Scalable anomaly detection with Spark and SOS
Jeroen Janssens dives into stochastic outlier section (SOS), an unsupervised algorithm for detecting anomalies in large, high-dimensional data. SOS has been implemented in Python, R, and, most recently, Spark. He illustrates the idea and intuition behind SOS, demonstrates the implementation of SOS on top of Spark, and applies SOS to a real-world use case.

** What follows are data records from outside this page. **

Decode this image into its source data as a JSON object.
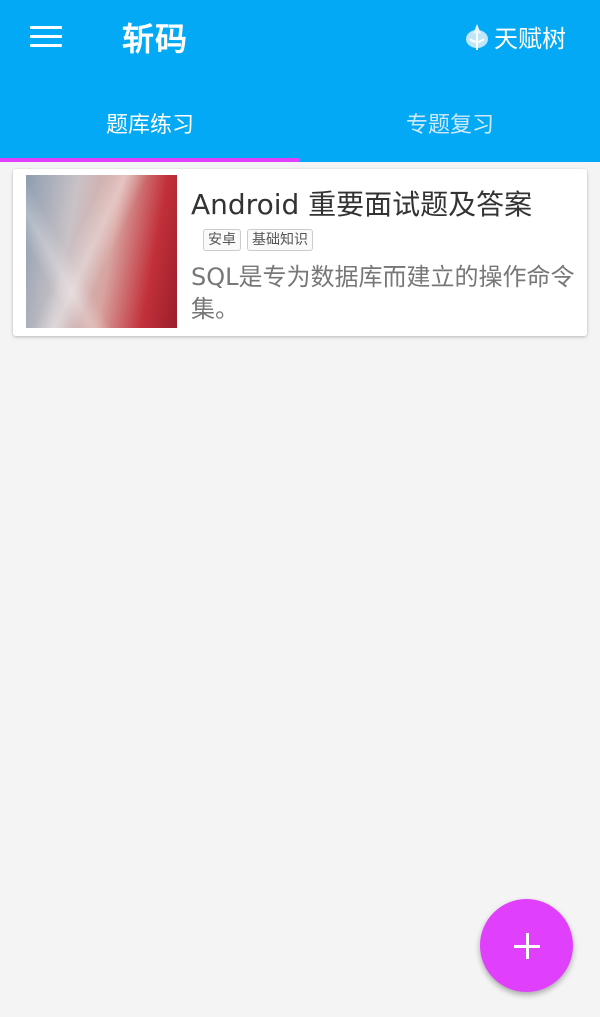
{
  "appbar": {
    "title": "斩码",
    "action_label": "天赋树",
    "action_icon": "tree-icon",
    "menu_icon": "menu-icon",
    "background": "#03a9f4"
  },
  "tabs": [
    {
      "label": "题库练习",
      "active": true
    },
    {
      "label": "专题复习",
      "active": false
    }
  ],
  "tab_indicator_color": "#e040fb",
  "list": [
    {
      "title": "Android 重要面试题及答案",
      "tags": [
        "安卓",
        "基础知识"
      ],
      "description": "SQL是专为数据库而建立的操作命令集。"
    }
  ],
  "fab": {
    "icon": "plus-icon",
    "color": "#e040fb"
  }
}
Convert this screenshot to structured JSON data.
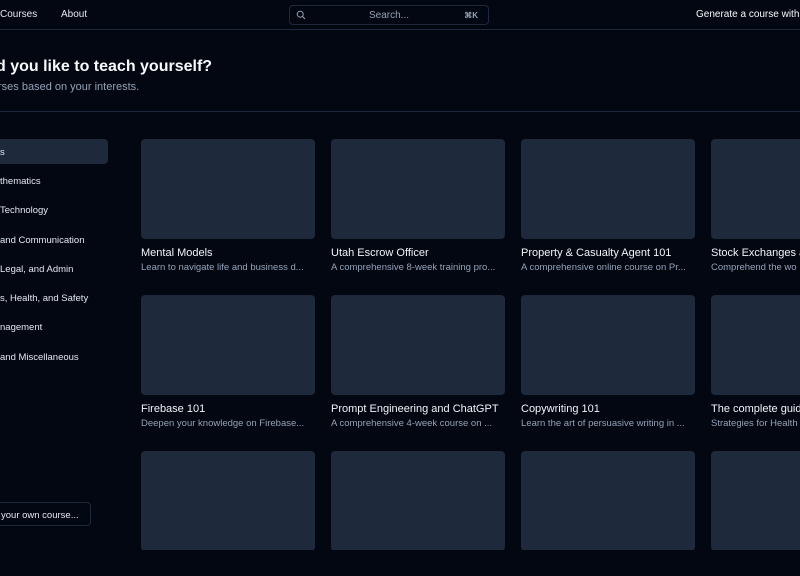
{
  "nav": {
    "courses_label": "Courses",
    "about_label": "About",
    "search_placeholder": "Search...",
    "search_shortcut": "⌘K",
    "generate_label": "Generate a course with"
  },
  "hero": {
    "title": "d you like to teach yourself?",
    "subtitle": "rses based on your interests."
  },
  "categories": [
    "s",
    "thematics",
    "Technology",
    "and Communication",
    "Legal, and Admin",
    "s, Health, and Safety",
    "nagement",
    "and Miscellaneous"
  ],
  "create_own_label": "your own course...",
  "courses": [
    {
      "title": "Mental Models",
      "desc": "Learn to navigate life and business d..."
    },
    {
      "title": "Utah Escrow Officer",
      "desc": "A comprehensive 8-week training pro..."
    },
    {
      "title": "Property & Casualty Agent 101",
      "desc": "A comprehensive online course on Pr..."
    },
    {
      "title": "Stock Exchanges a",
      "desc": "Comprehend the wo"
    },
    {
      "title": "Firebase 101",
      "desc": "Deepen your knowledge on Firebase..."
    },
    {
      "title": "Prompt Engineering and ChatGPT",
      "desc": "A comprehensive 4-week course on ..."
    },
    {
      "title": "Copywriting 101",
      "desc": "Learn the art of persuasive writing in ..."
    },
    {
      "title": "The complete guid",
      "desc": "Strategies for Health"
    },
    {
      "title": "",
      "desc": ""
    },
    {
      "title": "",
      "desc": ""
    },
    {
      "title": "",
      "desc": ""
    },
    {
      "title": "",
      "desc": ""
    }
  ]
}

Talk Title | Scalable anomaly detection with Spark and SOS |
Speakers | Jeroen Janssens (Data Science Workshops) |
Conference | Strata Data Conference |
Conf Tag | Make Data Work |
Location | New York, New York |
Date | September 24-26, 2019 |
URL | Talk Page |
Slides | Talk Slides |
Video | |
Jeroen Janssens dives into SOS, an unsupervised algorithm for detecting anomalies in large, high-dimensional data, that he developed in MATLAB. SOS employs the concept of affinity to compute an outlier probability for each data point. It has a superior performance while being more robust to data perturbations and parameter settings. SOS was ported to both Python and R to allow for a wider adoption by the data science community. SOS has been implemented on a variety of distributed, large-scale data processing technologies, including Spark MLlib and Apache Flink; most recently the MLlib implementation was ported to Spark ML pipelines, because that’s superseded MLlib and provides a uniform set of high-level APIs built on top of dataframes. Jeroen illustrates the idea and intuition behind SOS, demonstrates the implementation of SOS on top of ML pipelines, explains the process of porting it from MLlib, and applies SOS to a real-world use case. By the end, you’ll have a good understanding of the algorithm and how to integrate anomaly detection in your own (streaming) machine learning pipeline.